Margaret Lim, Director of Tax Services in Singapore, provides an overview of the IRAS related party loans update, set to take effect in January 2025.
The Inland Revenue Authority of Singapore (IRAS) had recently issued an update specifically stating that interest-free related party domestic loans would not be regarded as arm’s length transactions unless companies have reliable evidence that independent parties under comparable circumstances will similarly provide loans without charging any interest.
Related party loans can be a valuable tool for businesses, allowing them to obtain financing from affiliates or associated entities. However, these loans are subject to specific regulatory frameworks to prevent tax avoidance and ensure fair treatment in financial transactions. In Singapore, the IRAS has established clear guidelines for related party loans, emphasizing the importance of the arm’s length principle.
What this means and who does it affect?
For related party domestic loan entered into on or after 1 January 2025, if the lender and borrower (not in the business of borrowing and lending) of a related party loan are both companies in Singapore, companies can apply the IRAS indicative margin to derive the interest rate regardless of the amount of the loan. If the companies choose not to apply the IRAS indicative margin or either of them is in the business of borrowing and lending, they should determine the interest rate based on the arm’s length principle.
Key regulations for domestic related party loans
Loans entered into before 1 January 2025
For related party loans established prior to 1 January 2025, the IRAS has set specific rules:
- Company status: If both the lender and borrower are companies in Singapore and the lender is not in the business of borrowing and lending, IRAS will limit the interest expense that the lender can claim. This limitation serves as a proxy to the arm’s length principle, ensuring that lenders do not gain tax advantages from potentially inflated interest expenses.
- Financial institutions: Conversely, if the lender operates within the financial sector (such as banks or finance companies), the interest rate must be determined based on the arm’s length principle, reflecting market rates.

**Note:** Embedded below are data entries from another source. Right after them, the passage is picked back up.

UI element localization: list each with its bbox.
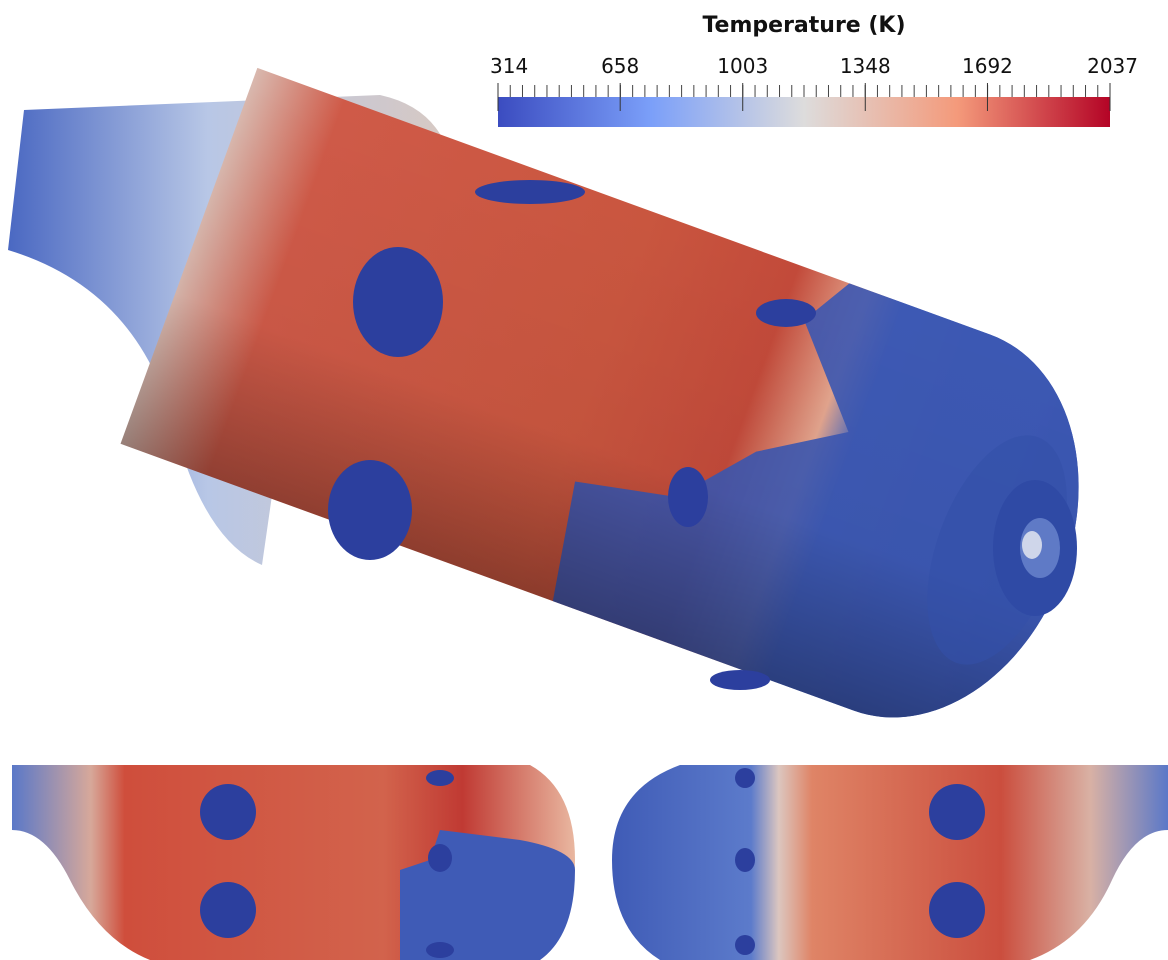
side-view-right xyxy=(612,765,1168,960)
color-bar xyxy=(498,97,1110,127)
tick-label: 2037 xyxy=(1087,54,1138,78)
side-view-left xyxy=(12,765,575,960)
tick-label: 1003 xyxy=(717,54,768,78)
holes xyxy=(328,180,816,690)
tick-label: 1348 xyxy=(840,54,891,78)
color-legend: Temperature (K) 314 658 1003 1348 1692 2037 xyxy=(490,13,1138,127)
nozzle xyxy=(993,480,1077,616)
tick-label: 314 xyxy=(490,54,528,78)
combustor-body xyxy=(120,67,1079,718)
legend-title: Temperature (K) xyxy=(702,13,905,38)
tick-label: 658 xyxy=(601,54,639,78)
tick-label: 1692 xyxy=(962,54,1013,78)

Loans entered into on or after 1 January 2025
Starting 1 January 2025, new guidelines will come into effect for related party domestic loans:
- Indicative margin application: If both parties are companies in Singapore and neither is engaged in the business of borrowing and lending, they can use the IRAS indicative margin to derive the interest rate for the loan, regardless of the loan amount. This provides a simplified approach to determining fair interest rates without extensive market research.
- Opting out of the indicative margin: Should either party opt not to use the indicative margin, or if either is in the business of borrowing and lending, they must again revert to determining the interest rate based on the arm’s length principles.

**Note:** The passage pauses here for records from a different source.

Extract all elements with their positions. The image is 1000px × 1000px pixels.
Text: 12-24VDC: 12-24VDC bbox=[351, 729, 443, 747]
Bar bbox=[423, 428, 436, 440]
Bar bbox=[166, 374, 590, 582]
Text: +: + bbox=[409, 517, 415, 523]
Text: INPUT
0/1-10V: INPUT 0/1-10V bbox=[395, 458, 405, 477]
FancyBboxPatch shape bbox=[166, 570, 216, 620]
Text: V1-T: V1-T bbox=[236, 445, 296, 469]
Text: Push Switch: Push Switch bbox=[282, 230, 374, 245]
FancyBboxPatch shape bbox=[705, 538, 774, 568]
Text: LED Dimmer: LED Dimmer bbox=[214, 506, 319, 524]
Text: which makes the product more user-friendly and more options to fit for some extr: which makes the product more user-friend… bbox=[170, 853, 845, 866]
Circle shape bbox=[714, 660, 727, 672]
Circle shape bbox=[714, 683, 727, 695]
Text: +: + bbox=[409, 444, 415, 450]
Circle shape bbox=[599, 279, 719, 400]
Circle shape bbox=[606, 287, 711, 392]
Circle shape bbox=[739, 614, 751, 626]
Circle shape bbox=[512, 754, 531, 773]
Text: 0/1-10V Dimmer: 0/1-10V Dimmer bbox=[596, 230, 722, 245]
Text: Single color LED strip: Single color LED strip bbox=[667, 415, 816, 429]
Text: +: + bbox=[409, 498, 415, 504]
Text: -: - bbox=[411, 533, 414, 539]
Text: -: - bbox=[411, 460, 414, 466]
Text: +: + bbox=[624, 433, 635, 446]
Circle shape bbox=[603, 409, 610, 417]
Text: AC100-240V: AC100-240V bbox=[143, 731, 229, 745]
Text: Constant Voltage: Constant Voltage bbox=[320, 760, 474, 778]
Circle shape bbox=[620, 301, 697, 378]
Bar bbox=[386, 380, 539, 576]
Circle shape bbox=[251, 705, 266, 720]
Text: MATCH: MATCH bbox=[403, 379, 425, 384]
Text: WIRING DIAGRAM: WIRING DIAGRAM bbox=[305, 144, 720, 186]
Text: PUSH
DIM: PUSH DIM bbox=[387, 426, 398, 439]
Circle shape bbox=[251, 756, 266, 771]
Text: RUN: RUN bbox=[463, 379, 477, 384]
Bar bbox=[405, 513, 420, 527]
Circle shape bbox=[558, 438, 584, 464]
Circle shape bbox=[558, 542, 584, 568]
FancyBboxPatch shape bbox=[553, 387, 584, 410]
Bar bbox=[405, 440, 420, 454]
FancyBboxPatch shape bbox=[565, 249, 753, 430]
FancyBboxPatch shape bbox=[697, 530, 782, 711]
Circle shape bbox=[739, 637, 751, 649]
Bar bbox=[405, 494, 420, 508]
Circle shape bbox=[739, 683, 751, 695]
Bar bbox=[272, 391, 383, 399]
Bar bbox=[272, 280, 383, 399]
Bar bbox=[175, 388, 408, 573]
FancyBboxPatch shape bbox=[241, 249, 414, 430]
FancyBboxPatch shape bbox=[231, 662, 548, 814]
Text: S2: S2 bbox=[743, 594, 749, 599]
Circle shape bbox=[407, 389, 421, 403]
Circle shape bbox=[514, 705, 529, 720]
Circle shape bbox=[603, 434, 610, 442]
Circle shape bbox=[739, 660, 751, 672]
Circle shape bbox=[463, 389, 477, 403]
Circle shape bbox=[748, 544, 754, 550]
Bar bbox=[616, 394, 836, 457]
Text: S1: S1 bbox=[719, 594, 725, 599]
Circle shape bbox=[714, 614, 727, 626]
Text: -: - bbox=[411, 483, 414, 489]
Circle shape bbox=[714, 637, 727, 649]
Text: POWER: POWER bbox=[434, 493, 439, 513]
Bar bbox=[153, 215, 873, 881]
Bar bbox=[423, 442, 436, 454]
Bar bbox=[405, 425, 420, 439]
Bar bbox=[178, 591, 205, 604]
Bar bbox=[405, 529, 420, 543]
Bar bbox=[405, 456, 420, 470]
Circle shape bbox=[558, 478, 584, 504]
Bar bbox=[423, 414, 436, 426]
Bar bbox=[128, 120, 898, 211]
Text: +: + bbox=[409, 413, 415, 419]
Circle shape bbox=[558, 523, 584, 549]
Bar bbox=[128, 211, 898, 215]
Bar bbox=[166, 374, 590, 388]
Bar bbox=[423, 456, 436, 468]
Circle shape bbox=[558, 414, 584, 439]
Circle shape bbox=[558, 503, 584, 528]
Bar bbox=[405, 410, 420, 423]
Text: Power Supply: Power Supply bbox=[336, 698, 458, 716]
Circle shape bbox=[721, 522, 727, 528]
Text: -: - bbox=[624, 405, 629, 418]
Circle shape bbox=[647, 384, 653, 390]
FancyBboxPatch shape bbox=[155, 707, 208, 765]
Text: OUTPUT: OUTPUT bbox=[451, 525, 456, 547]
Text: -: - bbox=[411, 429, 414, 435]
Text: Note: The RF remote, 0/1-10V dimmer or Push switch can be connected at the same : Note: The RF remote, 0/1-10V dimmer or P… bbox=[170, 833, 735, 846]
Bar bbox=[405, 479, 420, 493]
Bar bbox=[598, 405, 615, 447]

Implications for companies
- Simplified interest rate determination
For domestic related party loans between companies who are not in the business of borrowing and lending, the ability to apply the IRAS indicative margin simplifies the process of determining interest rates. Companies will no longer need to conduct extensive market research to establish arm’s length rates, potentially reducing compliance costs and administrative burdens. - Impact on cross-border transactions
Companies engaging in cross-border related party loans will still be required to adhere to the arm’s length principle. This requirement reinforces the need for robust transfer pricing policies and documentation practices. Businesses must ensure they’re aligned with international standards, which may involve additional resources for compliance. - Interest-free loan restrictions
The clarification that interest-free related party loans are not considered arm’s length transactions—unless backed by evidence—means that companies must think carefully about structuring such loans. Businesses offering interest-free loans may need to reconsider their strategies and potentially introduce interest to align with regulatory expectations, impacting cash flow and financial planning. - Risk management and audit preparedness
As the regulatory environment evolves, companies will need to enhance their risk management frameworks. Businesses should prepare for potential audits related to related party transactions, ensuring they have appropriate documentation and justification for the terms of their loans. - Strategic financial planning
The new regulations may prompt companies to reassess their financial strategies regarding inter-company loans. Firms could explore alternative financing structures or reassess the timing and amount of related party loans to optimize their tax positions while remaining compliant.
Navigating the complexities of related party loans requires a firm understanding of the arm’s length principle and compliance with local regulations. As Singapore’s tax framework evolves, especially with the upcoming changes in 2025, businesses must stay informed and adapt their practices accordingly. By adhering to these guidelines, companies can ensure fair dealings in related party transactions and maintain their compliance with tax laws.
The clarification that interest-free related party loans are not considered arm’s length transactions—unless backed by evidence—means that companies must think carefully about structuring such loans. Businesses offering interest-free loans may need to reconsider their strategies and potentially introduce interest to align with regulatory expectations, impacting cash flow and financial planning.